In honor of the origin of the holiday, The Sun Bay Paper has spoken with one of the newer unions to form here in Lee County.
The Lee County Deputies Association Local 6071, a union representing members of the Lee County Sheriff’s Office of the rank Corporal or lower, was born four years ago to be a means through which its approximately 380 members could have a voice in the negotiation of their contracts. In August of 2011, the deputies and corporals of the Sheriff’s Office formed the union in a 194-124 vote. This followed in the footsteps of Lee County’s Sergeants unionizing, an organization that later voted to dissolve itself in July of 2012. The deputies tried to organize before this in 2009, but the first attempt fell short in a 200-158 vote against unionization.
“Our main purpose is to negotiate with the Sheriff to get as good a working condition that is possible,” Association President Kevin Calderone said. He has been president of the board for the past two years, and has been a deputy with the Sheriff’s Office since 1997. Calderone also says that the Association gets involved in reaching out to and supporting families of fallen officers throughout Florida, as well as getting members to take a more active part in the neighborhoods in which they live and work. “We encourage the deputies to get involved with the community, particularly in Walks for Autism, and events around the holidays.”
“In the past, we had nobody at the table to assert what we’re looking for,” The Association’s Vice President George Schwing said. “Having a union gives us a seat at the table to negotiate policy changes and different issues considered by the state to be mandatory subjects of bargaining.” Schwing stated that the biggest two issues included in those negotiated subjects were wages and discipline.
The primary drive to creating a union that would solidify these benefits came from a desire to create a more predictable environment for the deputies to work in, further removed from the political winds that could affect the top of the Sheriff’s Office.
“Sheriffs come and sheriffs go, but for the most part employees stay,” Schwing, a 17 year employee with the Lee County Sheriff’s Office, said. “This is my third Sheriff that I’ve worked under, and with each different administration, they have different goals and objectives. Their policies change from sheriff to sheriff.”
However, in its four years of existence, the union hasn’t seen a drastic change in the fortunes of its members. It is still locked in negotiations with Sheriff Mike Scott for its first contract. However, under the current conditions, drastic change isn’t necessarily their goal. Many of the policies provided by Scott’s administration was described by Schwing as “very good.”
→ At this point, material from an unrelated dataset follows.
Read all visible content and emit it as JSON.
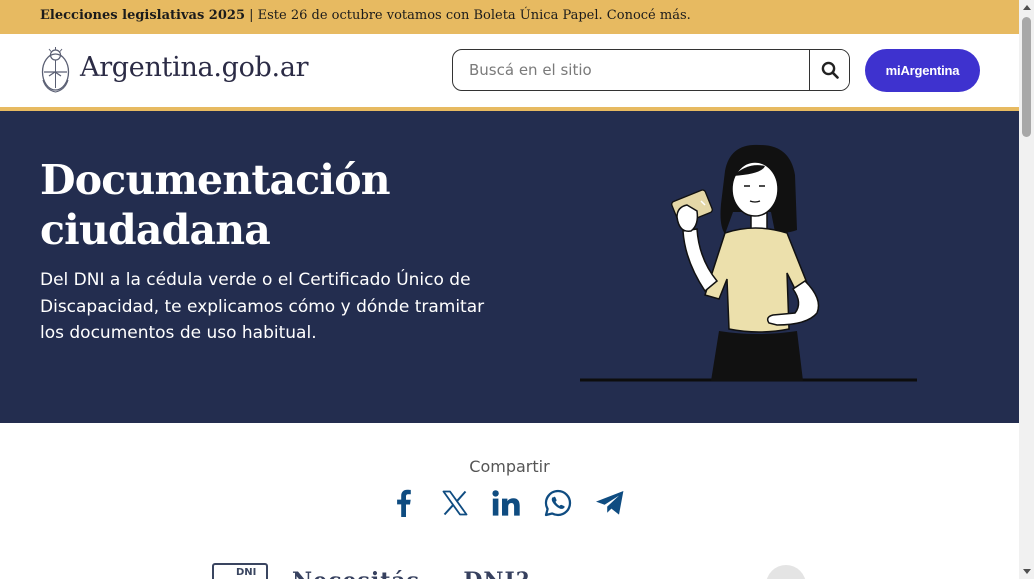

“Basically, we’ve been trying to lock in the policies that the Sheriff’s office has in place,” Schwing said.
Consistency seems to be the endgame of this recent movement, in order to provide stability for a job that can, at times, be very chaotic.
“We want to make sure people have predictable working environment in an unpredictable arena,” Calderone said.
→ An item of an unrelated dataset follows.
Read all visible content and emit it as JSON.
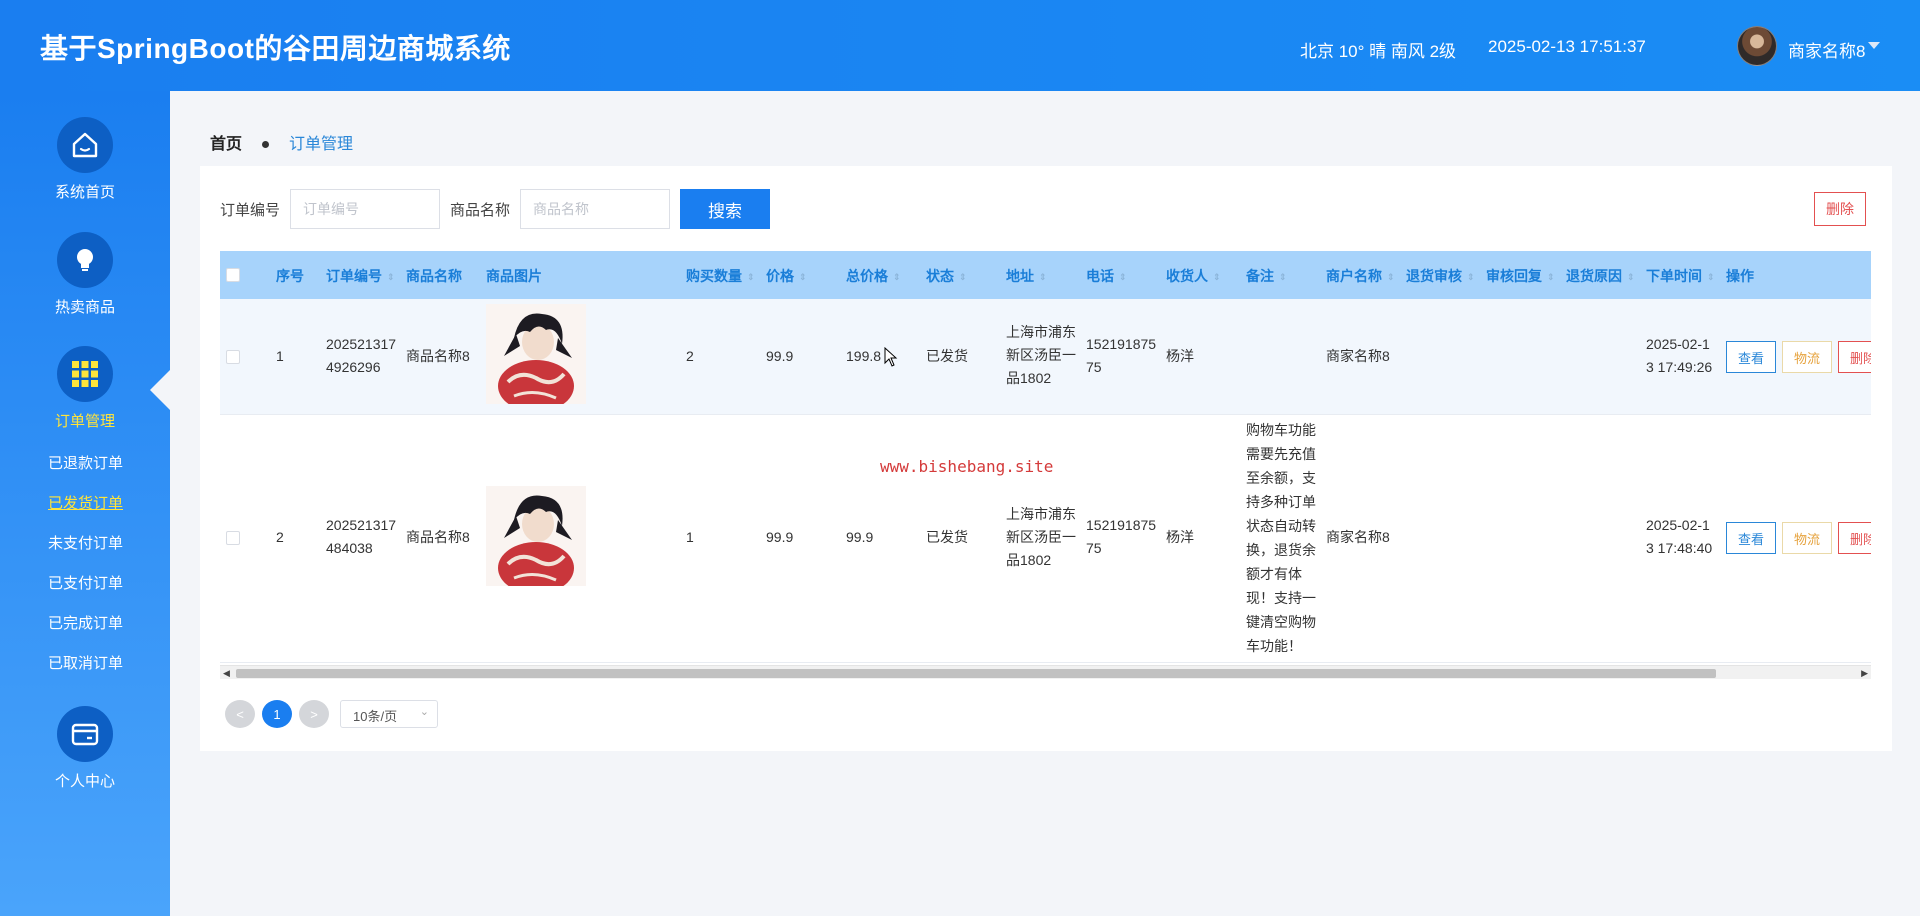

“When you have to strap on a bulletproof vest and gun to go to work every day, you should have the peace of mind that if you’re so fortunate to make it through to the end, you have these benefits there ten to twenty years down the line,” Schwing said.
“I can only hope that whoever takes on this job after us, they continue to fight for the best working environment that they can obtain,” Schwing said. “There’s no guarantees, whoever is sheriff at the time has to work with us, and we have to work with them. Hopefully we all have the same goals in mind working together.”